I think it’s a shame that Christians, who have the full picture, didn’t (or won’t) come up with this story, nor even approach it’s depth. The Generals of the past, the Chestertons and Tolkiens and Lewises , are all gone and Christians have (for no reason) left the battlefield of the arts, retreated into the high mountains waiting for God while ignoring humans who ask their grown up questions to only-humans-full-stop. Where is the Christian’s answer in the arts? How long should we allow them to wallow without an answer? Where is the Christian’s hope in film saying “Yes, this is humanity without God: but God exists! There is hope!” while firmly placing humanity back on firm ground.
Why can’t we point at the chasm which we’ve crossed?
From the mountains, we illustrate birds and flowers or lighthouses in forested woods. We paint pictures of families which their biggest problem is the internet and while the depravity of life-without-God is left for testimonies to the like-minded. We build our mansions in the sky, sometimes forgetting we are on the ground, and paint our own version of The Scream; instead of a silent scream of despair we paint with white washes of heavenly choirs, the silence singing “Hallelujah!” to no one but ourselves.
The Gospel, we have forgotten, is not merely an entrance into a better life. The Gospel is the very foundation under our feet, the very hope in the heavens, the pulsating life in the present, the glory of God in the future resonating back through time to The Now. There is no reason why we Christians should fall silent at the Watchmen’s bass when we should be allowing the soprano, alto and tenor of the Gospel to sing the counterpoint.
Watchmen was a solid movie that many will come to hate and be appreciated by a select few. It left a very adult question unanswered because it can only be properly answered by those who have long retreated from the battlefield of the arts.
That being said, I think Christians go watch the movie. Many will disagree with me at that point. I don’t think all of them should go watch it—I’ve already made qualifications about the violence and the sex—but the ones willing to have some intentionality about going. Plans to take back even this battlefield with the Gospel. That shouldn’t be used as an excuse. I would rather you stay home and read the book if it’s just an excuse. But if you plan (or can) do something about this I pray you (and I) do.
(Incidentally I posted elsewhere on who is actually watching Watchmen.)
Here’s Focus on the Family with a different conclusion than my own.
2 replies on “Who Should Be Watching Watchmen”

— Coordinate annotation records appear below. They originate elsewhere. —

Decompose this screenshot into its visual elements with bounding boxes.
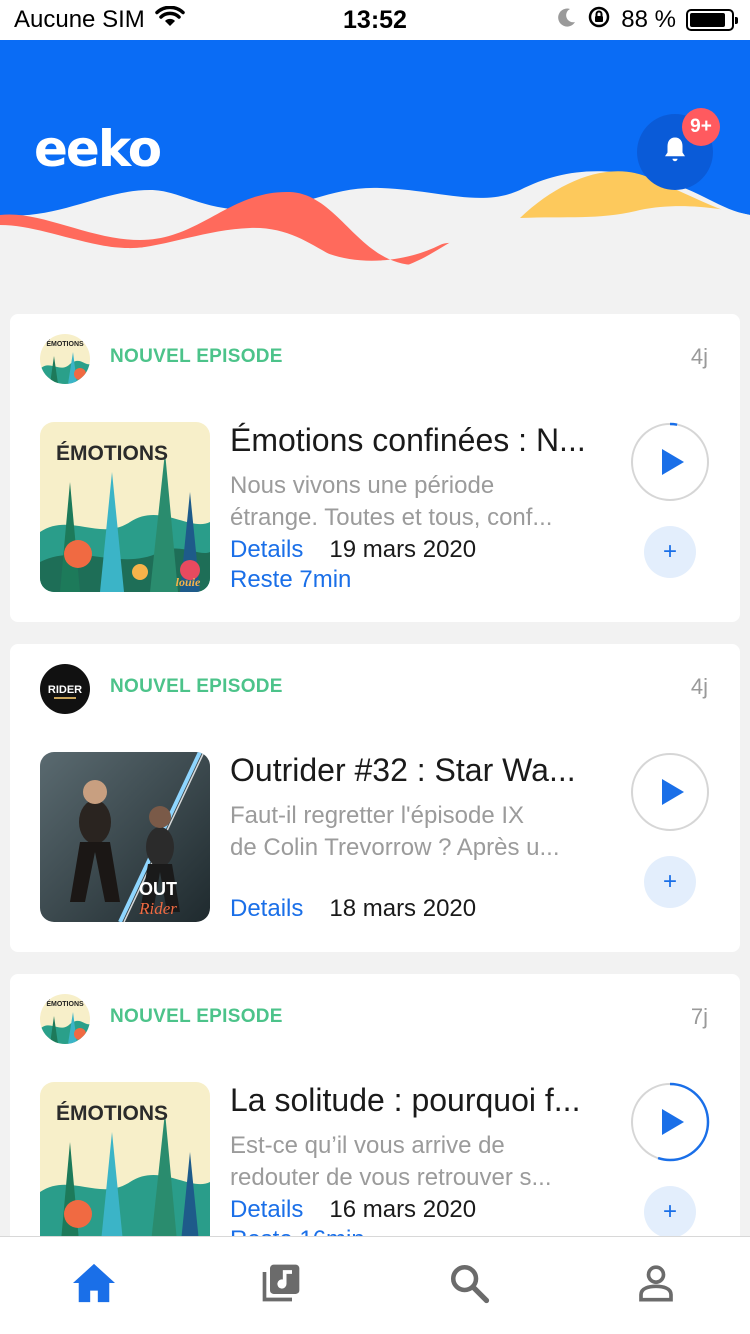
play-button[interactable]	[630, 752, 710, 832]
battery-level	[690, 13, 726, 27]
details-link[interactable]: Details	[230, 895, 303, 923]
card-header: ÉMOTIONS NOUVEL EPISODE 4j	[10, 314, 740, 404]
description-line: Est-ce qu’il vous arrive de	[230, 1132, 505, 1159]
episode-description: Faut-il regretter l'épisode IX de Colin …	[230, 800, 602, 864]
cover-title: ÉMOTIONS	[56, 442, 168, 465]
battery-icon	[686, 9, 738, 31]
battery-percent: 88 %	[621, 6, 676, 33]
cover-subtitle: louie	[176, 575, 201, 589]
avatar-label: RIDER	[48, 684, 82, 696]
cover-title: ÉMOTIONS	[56, 1102, 168, 1125]
moon-icon	[557, 6, 577, 34]
emotions-avatar[interactable]: ÉMOTIONS	[40, 994, 90, 1044]
rotation-lock-icon	[587, 5, 611, 36]
tab-profile[interactable]	[606, 1237, 706, 1334]
home-icon	[71, 1262, 117, 1309]
new-episode-label: NOUVEL EPISODE	[110, 346, 283, 367]
emotions-avatar[interactable]: ÉMOTIONS	[40, 334, 90, 384]
details-link[interactable]: Details	[230, 536, 303, 564]
plus-icon: +	[662, 1198, 677, 1225]
app-header: eeko 9+	[0, 40, 750, 280]
episode-title[interactable]: La solitude : pourquoi f...	[230, 1082, 600, 1119]
bell-icon	[660, 135, 690, 170]
episode-age: 7j	[690, 1004, 708, 1029]
search-icon	[448, 1262, 490, 1309]
description-line: de Colin Trevorrow ? Après u...	[230, 834, 560, 861]
episode-meta: Details 19 mars 2020	[230, 536, 476, 564]
episode-cover[interactable]: ÉMOTIONS	[40, 1082, 210, 1252]
add-to-queue-button[interactable]: +	[644, 526, 696, 578]
episode-date: 16 mars 2020	[329, 1196, 477, 1223]
episode-title[interactable]: Outrider #32 : Star Wa...	[230, 752, 600, 789]
episode-meta: Details 18 mars 2020	[230, 895, 476, 923]
cover-subtitle: Rider	[138, 899, 177, 918]
episode-card[interactable]: ÉMOTIONS NOUVEL EPISODE 4j ÉMOTIONS loui…	[10, 314, 740, 622]
tab-search[interactable]	[419, 1237, 519, 1334]
profile-icon	[636, 1263, 676, 1308]
episode-description: Est-ce qu’il vous arrive de redouter de …	[230, 1130, 602, 1194]
new-episode-label: NOUVEL EPISODE	[110, 676, 283, 697]
notification-badge: 9+	[682, 108, 720, 146]
status-bar: Aucune SIM 13:52 88 %	[0, 0, 750, 40]
add-to-queue-button[interactable]: +	[644, 1186, 696, 1238]
card-header: ÉMOTIONS NOUVEL EPISODE 7j	[10, 974, 740, 1064]
new-episode-label: NOUVEL EPISODE	[110, 1006, 283, 1027]
episode-title[interactable]: Émotions confinées : N...	[230, 422, 600, 459]
details-link[interactable]: Details	[230, 1196, 303, 1224]
episode-card[interactable]: RIDER NOUVEL EPISODE 4j OUT Rider Outrid…	[10, 644, 740, 952]
episode-cover[interactable]: ÉMOTIONS louie	[40, 422, 210, 592]
tab-home[interactable]	[44, 1237, 144, 1334]
description-line: Nous vivons une période	[230, 472, 495, 499]
carrier-label: Aucune SIM	[14, 6, 145, 33]
card-header: RIDER NOUVEL EPISODE 4j	[10, 644, 740, 734]
eeko-logo: eeko	[34, 120, 162, 178]
episode-description: Nous vivons une période étrange. Toutes …	[230, 470, 602, 534]
play-button[interactable]	[630, 1082, 710, 1162]
time-remaining: Reste 7min	[230, 566, 352, 593]
description-line: étrange. Toutes et tous, conf...	[230, 504, 553, 531]
svg-text:ÉMOTIONS: ÉMOTIONS	[46, 999, 84, 1008]
cover-title: OUT	[139, 879, 177, 899]
outrider-avatar[interactable]: RIDER	[40, 664, 90, 714]
svg-text:ÉMOTIONS: ÉMOTIONS	[46, 339, 84, 348]
description-line: Faut-il regretter l'épisode IX	[230, 802, 525, 829]
tab-library[interactable]	[231, 1237, 331, 1334]
wifi-icon	[154, 5, 185, 35]
episode-age: 4j	[690, 344, 708, 369]
play-button[interactable]	[630, 422, 710, 502]
episode-age: 4j	[690, 674, 708, 699]
episode-cover[interactable]: OUT Rider	[40, 752, 210, 922]
description-line: redouter de vous retrouver s...	[230, 1164, 552, 1191]
episode-meta: Details 16 mars 2020	[230, 1196, 476, 1224]
episode-date: 18 mars 2020	[329, 895, 477, 922]
plus-icon: +	[662, 538, 677, 565]
episode-date: 19 mars 2020	[329, 536, 477, 563]
bottom-tab-bar	[0, 1236, 750, 1334]
add-to-queue-button[interactable]: +	[644, 856, 696, 908]
library-music-icon	[259, 1261, 303, 1310]
plus-icon: +	[662, 868, 677, 895]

I think Rowling comes close to fitting the bill for what you’re asking. Her Christianity is unclear to me. I have a feeling it’s mainline liberalism without much content that she’s sure of, but I suspect it’s closer to orthodox Christianity than, say, Barack Obama’s purely secular religion. She at least has hope of an afterlife.
But you’re right that there aren’t a lot of people getting hope for deeper meaning to life appreciated by a wide audience. Maybe you could count the few Christian-themed books by John Grisham. Stallone’s last couple films have something like this. But excellent artistic quality doesn’t seem to be common most of the same works that emphasize real hope.
Rowling is much closer, you’re right and it’s a shame that her work has been largely anathematized from the more conservative energized (I don’t think minded) Christians. Her post-publishing commentary on Dumbledore probably fueled the fires of self-justification in that respect.
I’ve been wondering if I should read Anne Rice’s recent books on the life of Christ just to see what’s going on there. I don’t know what her writing those says (if anything) save that anyone Out There can make in roads (or try to make in-roads: I don’t know if the books are successful) This Way but we from this end of the field, our Players keep balking.